Sun. Nov 24th, 2024

property tax, housing

Columnist Andrew Bradley details how Indiana’s new governor could be pivotal in shaping housing policy for millions of Hoosiers. (Getty Image)

With the past decade marked by decreasing homeownership, spiraling costs, and increasingly unstable homes, Indiana’s next Governor has the critical opportunity to become the ‘Housing Governor’ and help increase the supply and affordability of homes for all Hoosiers.

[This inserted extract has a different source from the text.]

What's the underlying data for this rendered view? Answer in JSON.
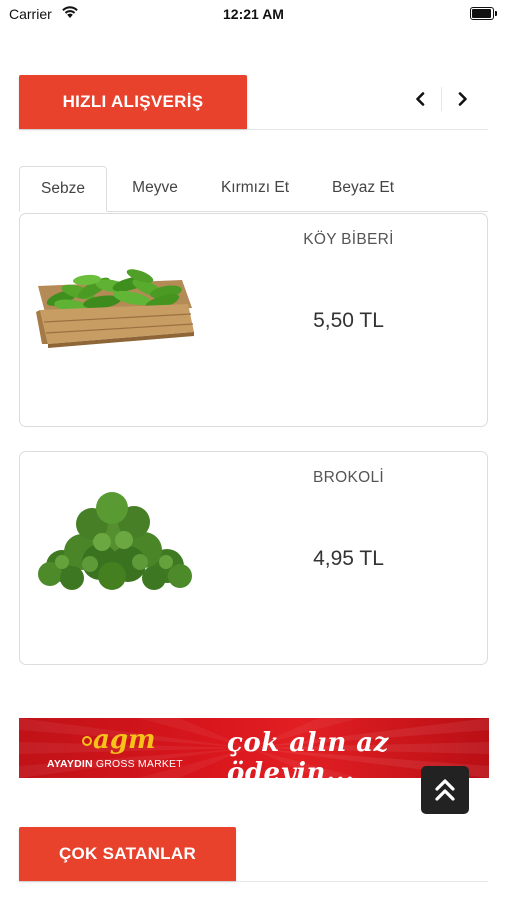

Prosperity Indiana’s policy brief Housing Hoosiers, created for the Indiana University Public Policy Institue’s 2024 Gubernatorial Forum series, offers a guide for Indiana’s next governor to repair the state’s ladder to homeownership and housing security. 

The brief conceives of a ‘housing ladder’ for Indiana that would allow Hoosiers to build assets and climb to larger homes as families grow and choose to step up from renting to homeownership. When structurally sound, each rung of the housing ladder would provide Hoosiers with a safe, stable, and affordable place to live without spending more than 30% of their income on housing costs. Investment in the preservation and rehabilitation of existing homes and in the enforcement of health and safety standards would keep each rung strong so homeowners and renters could enjoy stability wherever they choose to live. 

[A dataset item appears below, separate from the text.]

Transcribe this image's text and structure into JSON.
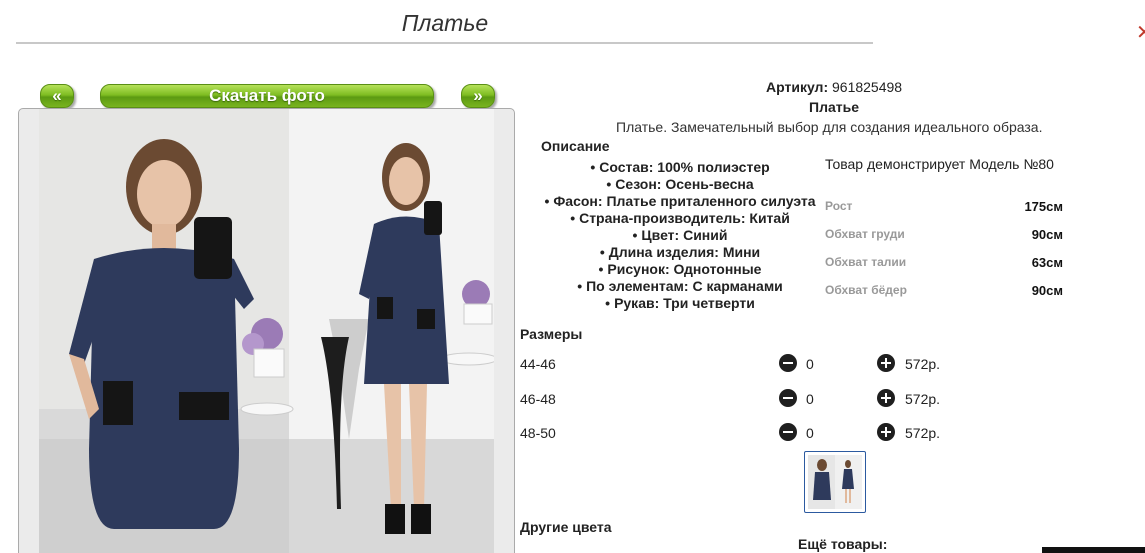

A graphic from the Housing Hoosiers policy brief showing homeownership rates by race and ethnicity.

However, the brief demonstrates that Indiana’s current housing ladder is missing rungs and is in dire need of reinforcement and repair. For example, homeownership rates in Indiana have fallen from 70.6% in 2012 to 70.1% in 2022, a decline driven almost exclusively by the decrease in Black homeownership. Reasons include the increased costs of home repair and property taxes, structural issues such as the legacy of redlining and discriminatory lending, and an underproduction rate that now stands at 40,000 homes. 

A graphic from the Housing Hoosiers policy brief listing Indiana’s most common occupations.

Hoosiers who cannot climb to – or stay on – the rung of homeownership face a rental housing environment that is among the most deteriorated in the Midwest, if not the nation. With only 34 homes for every 100 extremely low-income Hoosier renter households, Indiana now has a lower rate of affordable and available housing than the national average. 76% of those Hoosiers spend more than half of their income on housing costs, the single-highest rate of severe housing cost burden in the Midwest. It now takes $22.07 an hour to afford a modest, two-bedroom apartment at fair market rent in Indiana. However, the average Hoosier renter’s wage is only $17.92 per hour. In addition, 14 of Indiana’s 20 largest occupations pay median wages that are less than what a full-time worker needs to afford that two-bedroom rental —up from 9 of the top 20 occupations in 2022. 

Indiana’s refusal to enforce housing health and safety standards has made life more dangerous for the 30% of Hoosiers who rent their homes and has seriously impaired the ability to climb to better housing and economic opportunities. Indiana is one of only six states without effective public and private enforcement of habitability standards such as court-based rent escrow. In most states, if tenants are current on rent and all obligations of a lease but their units fail to meet health and safety standards, they can ask a judge to allow them to continue to pay rent into court-based escrow accounts until the judge is satisfied that the proper repairs have been made. The combination of low supply, increased housing costs, and poor conditions contributes to a rate of Hoosiers experiencing homelessness that has increased by 11% since 2017 while the state’s population increased only 3%. 

A graphic from the Housing Hoosiers policy brief showing tenant relief by state.

Despite these daunting facts, Indiana’s next governor has an opportunity to help fix the housing ladder and create stronger communities for all. Housing Hoosiers recommends that the next Governor appoint a commission on housing safety, stability, and affordability, to align resources and stakeholders and to get more out of proven investments like the state’s Housing Trust Fund and Housing First programs. The next Governor can also adopt innovative approaches like Ohio’s Single Family Tax Credit program, adapted from U.S. Senator Todd Young’s Neighborhood Homes Investment Act, which provides gap financing for developers to build or renovate homes that are affordable to low- and moderate-income homebuyers. And without spending a dime, the next Governor could increase enforcement of existing habitability code standards and strengthen fair housing standards and zoning reform to increase affordability. 

By tackling the state’s housing crisis head-on, our next chief executive could become the Housing Governor that Hoosiers have been waiting for.